Advantages for buyers

The current state of the market means more options and less competition for potential buyers. Most buyers will be able to take their time looking for houses. They'll be able to search for houses that truly fit their needs in neighborhoods where they really want to live. Another bonus: There's a good chance they won't have to endure the stressful bidding wars of the past few years. 

Looking beyond mortgage rates

People may still be overly focused on interest rates, but that is only one part of homebuying. The goal of homebuying is the house, neighborhood and lifestyle; loans come and go, and the loan is just the tool to get there.

Demand is still out there

The prices of six months or a year ago are paper gains that homeowners may need to grieve, but like any paper gain, you only get the gain if you sell. For sellers, the outlook is good to get a fair price for their home once prices finish settling to what buyers can afford with the higher interest rates — which are still reasonable from a historical perspective.
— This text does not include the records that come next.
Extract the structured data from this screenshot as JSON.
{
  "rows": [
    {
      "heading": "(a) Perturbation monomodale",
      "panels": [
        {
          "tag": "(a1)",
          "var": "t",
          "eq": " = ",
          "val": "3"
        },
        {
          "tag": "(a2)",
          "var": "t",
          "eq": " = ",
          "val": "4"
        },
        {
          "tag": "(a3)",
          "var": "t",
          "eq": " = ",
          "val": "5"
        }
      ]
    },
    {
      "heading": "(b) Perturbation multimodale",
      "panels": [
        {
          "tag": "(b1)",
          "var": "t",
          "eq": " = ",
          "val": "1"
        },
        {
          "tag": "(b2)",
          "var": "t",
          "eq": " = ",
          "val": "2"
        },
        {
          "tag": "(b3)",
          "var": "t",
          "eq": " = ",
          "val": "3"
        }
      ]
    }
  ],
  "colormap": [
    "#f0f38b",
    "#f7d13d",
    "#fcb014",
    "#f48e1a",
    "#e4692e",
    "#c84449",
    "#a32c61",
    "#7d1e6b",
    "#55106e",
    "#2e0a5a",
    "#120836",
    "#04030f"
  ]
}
Demographics are driving the demand for housing, and while people may have less to spend than they did a year ago, there is still tremendous demand for homes. 

A slowdown can be good for business

When talking to others in the industry, it's important to remember that nearly everyone was working at a frenzied pace over the past several years; many of your peers got worn out with so much business. It's perfectly OK to view this slowdown as a bit of a breather. This is a great time to evaluate staffing and systems or lean into training. Anyone who has been in business for a while knows that companies are built during downturns and recessions. Companies that are well managed will become leaders when the market recovers.
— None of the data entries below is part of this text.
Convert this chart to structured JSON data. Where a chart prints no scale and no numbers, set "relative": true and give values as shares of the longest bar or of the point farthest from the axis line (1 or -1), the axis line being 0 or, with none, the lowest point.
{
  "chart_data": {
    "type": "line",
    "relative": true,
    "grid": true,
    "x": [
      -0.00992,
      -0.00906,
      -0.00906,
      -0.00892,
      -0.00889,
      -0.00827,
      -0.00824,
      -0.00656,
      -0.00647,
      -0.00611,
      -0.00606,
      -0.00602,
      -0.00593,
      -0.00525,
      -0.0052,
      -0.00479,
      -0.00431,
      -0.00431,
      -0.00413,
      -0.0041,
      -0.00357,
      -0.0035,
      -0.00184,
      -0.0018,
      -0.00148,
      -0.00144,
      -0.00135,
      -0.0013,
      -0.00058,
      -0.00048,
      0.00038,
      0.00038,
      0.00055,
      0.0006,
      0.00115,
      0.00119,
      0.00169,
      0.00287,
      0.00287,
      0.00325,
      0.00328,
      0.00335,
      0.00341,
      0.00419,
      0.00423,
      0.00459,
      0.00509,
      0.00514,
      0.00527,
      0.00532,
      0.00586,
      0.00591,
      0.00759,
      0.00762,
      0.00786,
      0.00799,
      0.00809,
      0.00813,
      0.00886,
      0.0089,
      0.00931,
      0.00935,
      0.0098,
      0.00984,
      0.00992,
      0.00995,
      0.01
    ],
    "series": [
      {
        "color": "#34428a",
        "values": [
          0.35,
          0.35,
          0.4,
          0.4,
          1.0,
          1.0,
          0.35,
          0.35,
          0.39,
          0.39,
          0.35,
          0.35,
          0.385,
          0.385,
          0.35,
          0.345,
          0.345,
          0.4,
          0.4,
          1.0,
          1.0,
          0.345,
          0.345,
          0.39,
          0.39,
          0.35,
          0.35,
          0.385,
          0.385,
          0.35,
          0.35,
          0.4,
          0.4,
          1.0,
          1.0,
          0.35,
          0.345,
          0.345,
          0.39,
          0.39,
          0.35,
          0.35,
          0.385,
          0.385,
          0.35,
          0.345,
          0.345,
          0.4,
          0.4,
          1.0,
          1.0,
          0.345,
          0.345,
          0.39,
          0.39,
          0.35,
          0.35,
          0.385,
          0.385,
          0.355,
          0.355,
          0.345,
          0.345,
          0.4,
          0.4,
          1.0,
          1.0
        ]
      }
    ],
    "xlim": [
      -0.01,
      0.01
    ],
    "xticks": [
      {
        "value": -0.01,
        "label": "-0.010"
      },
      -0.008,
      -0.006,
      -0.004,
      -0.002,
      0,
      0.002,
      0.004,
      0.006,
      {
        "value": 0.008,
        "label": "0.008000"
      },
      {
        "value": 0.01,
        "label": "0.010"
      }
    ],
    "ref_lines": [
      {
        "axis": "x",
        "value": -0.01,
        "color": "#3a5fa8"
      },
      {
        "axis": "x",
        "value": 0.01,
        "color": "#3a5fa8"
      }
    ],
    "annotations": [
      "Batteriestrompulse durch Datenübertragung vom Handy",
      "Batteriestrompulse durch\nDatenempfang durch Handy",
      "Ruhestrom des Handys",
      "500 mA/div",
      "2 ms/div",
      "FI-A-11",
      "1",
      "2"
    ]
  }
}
Agents will need to change their approach

If you're a broker, note that about two-thirds of all active agents have never worked in a down market, and they're going to look to you for guidance. A year ago, they were working at managing multiple offers. Today, they need to work to find  buyers and sellers. They must be in touch with their networks. If they don't have networks, they have to build them, whether that's through one-on-one outreach or door knocking or social media. Agents who learn to thrive in a tight market will find they're unstoppable when interest rates begin to drop. 

Communication with sellers is key

Agents will need to work on setting new pricing expectations with sellers, including presenting active market comparables vs. sales from six months ago. They will also need to learn (or re-learn) how to effectively share market performance feedback, such as showing and inquiry activity, in order to secure price reductions when necessary. These are seller education skills that brokers and agents used frequently in the Great Recession, and it's time to dust off those playbooks and run them again.

Chances are, you won't need to go looking for ways to turn conversations toward real estate this holiday season; it will naturally happen. And, when it does, you should be prepared to chime in with the facts and historical context that help others understand what's really going on with the housing market and how it applies to them.  


Jack Miller has held leadership roles in the real estate industry for over two decades and is currently CEO and president of T3 Sixty, one of real estate's leading management consultancies. (T3 Sixty founder Stefan Swanepoel also founded Real Estate News.) Jack also contributes to the Swanepoel Trends Report, writing about brokerage industry trends, technology in real estate and emerging business models. The views expressed in this column are solely those of the author.